Abstract
Objective:
Cyclophosphamide (CYP), a cytotoxic anticancer drug, causes a substantial reduction in leukocytes numbers, called leukopenia. Leukopenia is a major predisposing factor to infections caused by opportunistic pathogens. The aim of the present study is to assess the effects of camel milk consumption against CYP-induced leukopenia and other toxic effects.
Materials and Methods:
CYP at a dose of 250 mg/kg was injected in the mice through the intraperitoneal route. Each mouse was orally administered with 1 ml of camel milk twice daily for 10 days. The blood was taken from various groups of mice to determine quantitative and qualitative changes in the leukocytes. The protective role of camel milk against CYP-induced toxicity was also assessed by determining the levels of antioxidant enzymes, superoxide dismutase (SOD), and catalase (CAT) in the hepatic tissue homogenates.
Results:
Mice injected with CYP showed substantial weight loss and a simultaneous depletion of leukocytes. Oral administration of camel milk protected mice against CYP-induced toxicity. The group of CYP-injected mice that received camel milk showed lesser decrease in their weight and leukocyte numbers. CYP-injected mice showed lower levels of SOD and CAT, whereas simultaneous consumption of camel milk resulted in lesser decrease in the levels of SOD and CAT in liver homogenates.
Conclusions:
The results of the present study suggest that camel milk may have an immunopotentiating role in diseases or conditions associated with leukopenia- or drug-induced toxicities.

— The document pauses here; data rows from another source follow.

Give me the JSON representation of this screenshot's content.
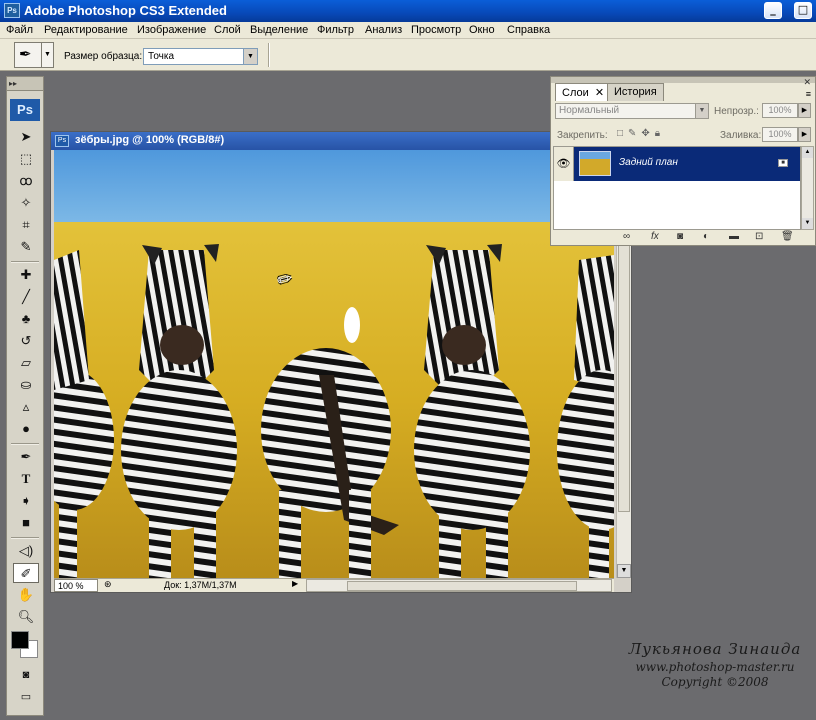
{
  "window": {
    "app_icon": "Ps",
    "title": "Adobe Photoshop CS3 Extended",
    "controls": {
      "minimize": "_",
      "maximize": "□",
      "close": "✕"
    }
  },
  "menu": [
    "Файл",
    "Редактирование",
    "Изображение",
    "Слой",
    "Выделение",
    "Фильтр",
    "Анализ",
    "Просмотр",
    "Окно",
    "Справка"
  ],
  "options": {
    "tool_icon": "eyedropper-icon",
    "sample_size_label": "Размер образца:",
    "sample_size_value": "Точка"
  },
  "toolbox": {
    "logo": "Ps",
    "tools": [
      "move",
      "marquee",
      "lasso",
      "magic-wand",
      "crop",
      "slice",
      "healing",
      "brush",
      "clone-stamp",
      "history-brush",
      "eraser",
      "paint-bucket",
      "blur",
      "dodge",
      "pen",
      "type",
      "path-selection",
      "rectangle",
      "notes",
      "eyedropper",
      "hand",
      "zoom"
    ],
    "active_tool": "eyedropper",
    "foreground_color": "#000000",
    "background_color": "#ffffff"
  },
  "document": {
    "icon": "Ps",
    "title": "зёбры.jpg @ 100% (RGB/8#)",
    "zoom": "100 %",
    "doc_size": "Док: 1,37M/1,37M"
  },
  "layers_panel": {
    "tabs": [
      "Слои",
      "История"
    ],
    "active_tab": "Слои",
    "blend_mode": "Нормальный",
    "opacity_label": "Непрозр.:",
    "opacity_value": "100%",
    "lock_label": "Закрепить:",
    "fill_label": "Заливка:",
    "fill_value": "100%",
    "layers": [
      {
        "name": "Задний план",
        "visible": true,
        "locked": true,
        "selected": true
      }
    ]
  },
  "watermark": {
    "author": "Лукьянова Зинаида",
    "site": "www.photoshop-master.ru",
    "copyright": "Copyright ©2008"
  },
  "colors": {
    "titlebar": "#0a5ed8",
    "workspace": "#6b6b6e",
    "layer_selected": "#0a2a78",
    "sky": "#5ba3e0",
    "grass": "#d8b52a"
  }
}
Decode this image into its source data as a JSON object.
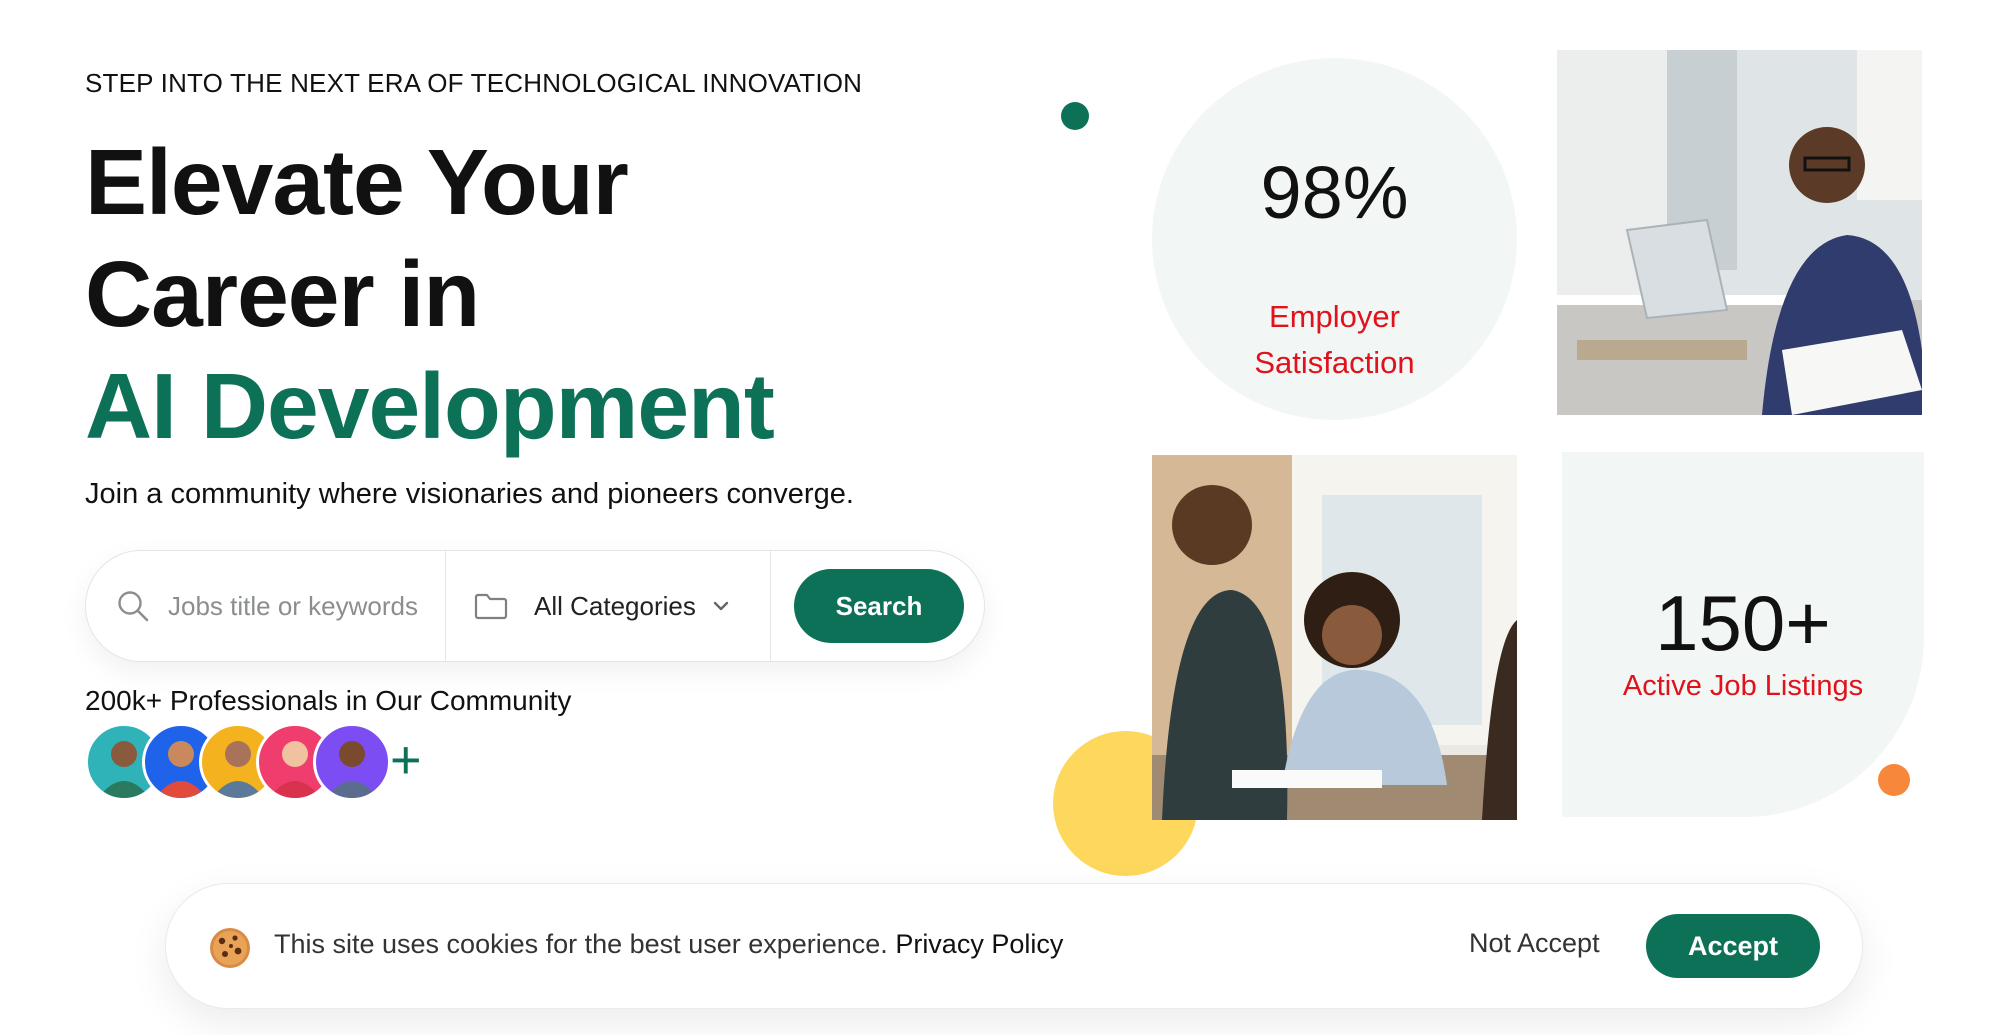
{
  "hero": {
    "eyebrow": "STEP INTO THE NEXT ERA OF TECHNOLOGICAL INNOVATION",
    "headline_line1": "Elevate Your",
    "headline_line2": "Career in",
    "headline_accent": "AI Development",
    "lede": "Join a community where visionaries and pioneers converge."
  },
  "search": {
    "placeholder": "Jobs title or keywords",
    "category_value": "All Categories",
    "button_label": "Search",
    "icons": {
      "search": "search-icon",
      "folder": "folder-icon",
      "chevron": "chevron-down-icon"
    }
  },
  "community": {
    "label": "200k+ Professionals in Our Community",
    "avatars": [
      {
        "name": "avatar-1",
        "bg": "#2fb3b8"
      },
      {
        "name": "avatar-2",
        "bg": "#1e63e9"
      },
      {
        "name": "avatar-3",
        "bg": "#f3b21e"
      },
      {
        "name": "avatar-4",
        "bg": "#ef3e6d"
      },
      {
        "name": "avatar-5",
        "bg": "#7c4df3"
      }
    ],
    "more_symbol": "+"
  },
  "stats": {
    "satisfaction_value": "98%",
    "satisfaction_label_line1": "Employer",
    "satisfaction_label_line2": "Satisfaction",
    "listings_value": "150+",
    "listings_label": "Active Job Listings"
  },
  "cookie": {
    "message": "This site uses cookies for the best user experience.",
    "policy_link": "Privacy Policy",
    "reject_label": "Not Accept",
    "accept_label": "Accept"
  },
  "colors": {
    "brand_green": "#0c7157",
    "stat_red": "#e0121b",
    "panel_bg": "#f2f6f4",
    "accent_yellow": "#fdd85c",
    "accent_orange": "#f7883b"
  }
}
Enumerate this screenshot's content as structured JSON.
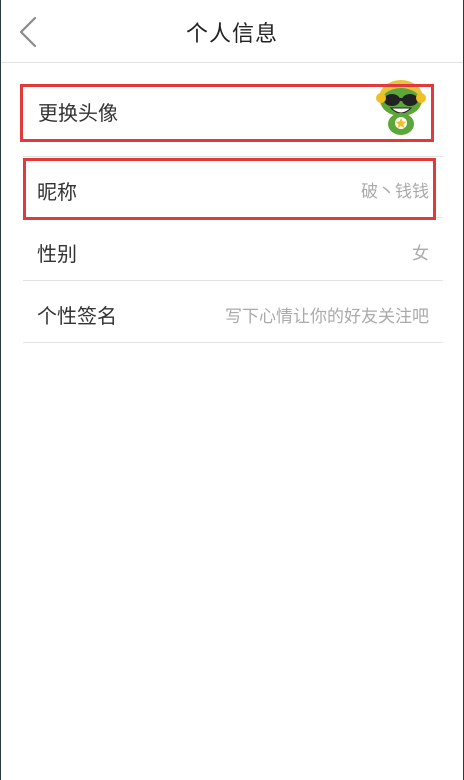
{
  "header": {
    "back_icon": "chevron-left-icon",
    "title": "个人信息"
  },
  "profile": {
    "avatar": {
      "label": "更换头像",
      "icon": "frog-avatar-icon"
    },
    "nickname": {
      "label": "昵称",
      "value": "破丶钱钱"
    },
    "gender": {
      "label": "性别",
      "value": "女"
    },
    "signature": {
      "label": "个性签名",
      "placeholder": "写下心情让你的好友关注吧"
    }
  },
  "colors": {
    "highlight": "#e03a3a",
    "divider": "#e4e4e4",
    "label_text": "#333333",
    "value_text": "#aaaaaa"
  }
}
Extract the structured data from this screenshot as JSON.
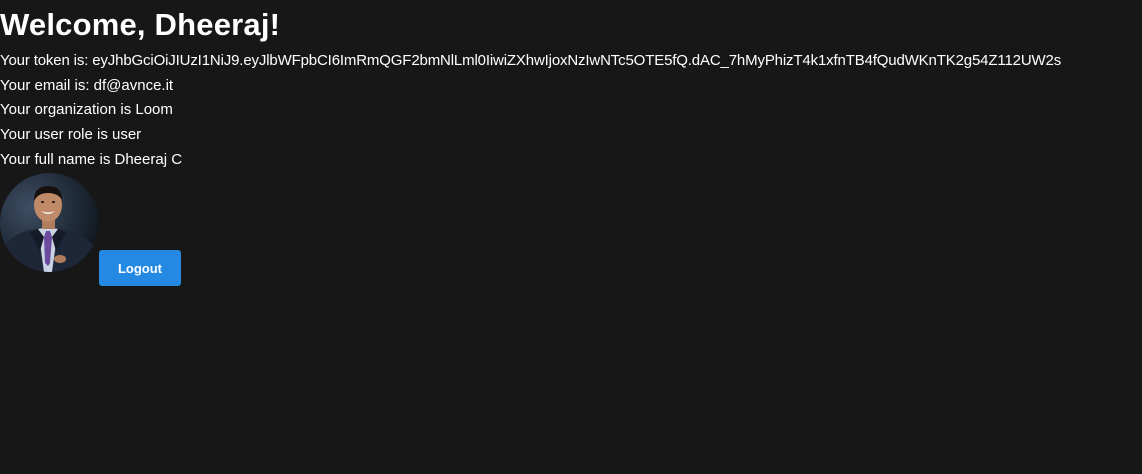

Keywords: Camel milk, cyclophosphamide, leukopenia, toxicity
Introduction
Leukopenia, reduced numbers of circulating white blood cells (WBC), may result from reduced production or increased utilization and destruction of the WBC because of certain infections, drugs, malignancy, megaloblastosis, and hypersplenism.1-3 Viral infections will often cause the body to slow bone marrow function and thus also lower the WBC count.2 Infections or autoimmune disorders that kill off cells faster than the production will intensify this reaction.4 Congenital disorders or cancerous growths can also cause the body to slow its bone marrow function.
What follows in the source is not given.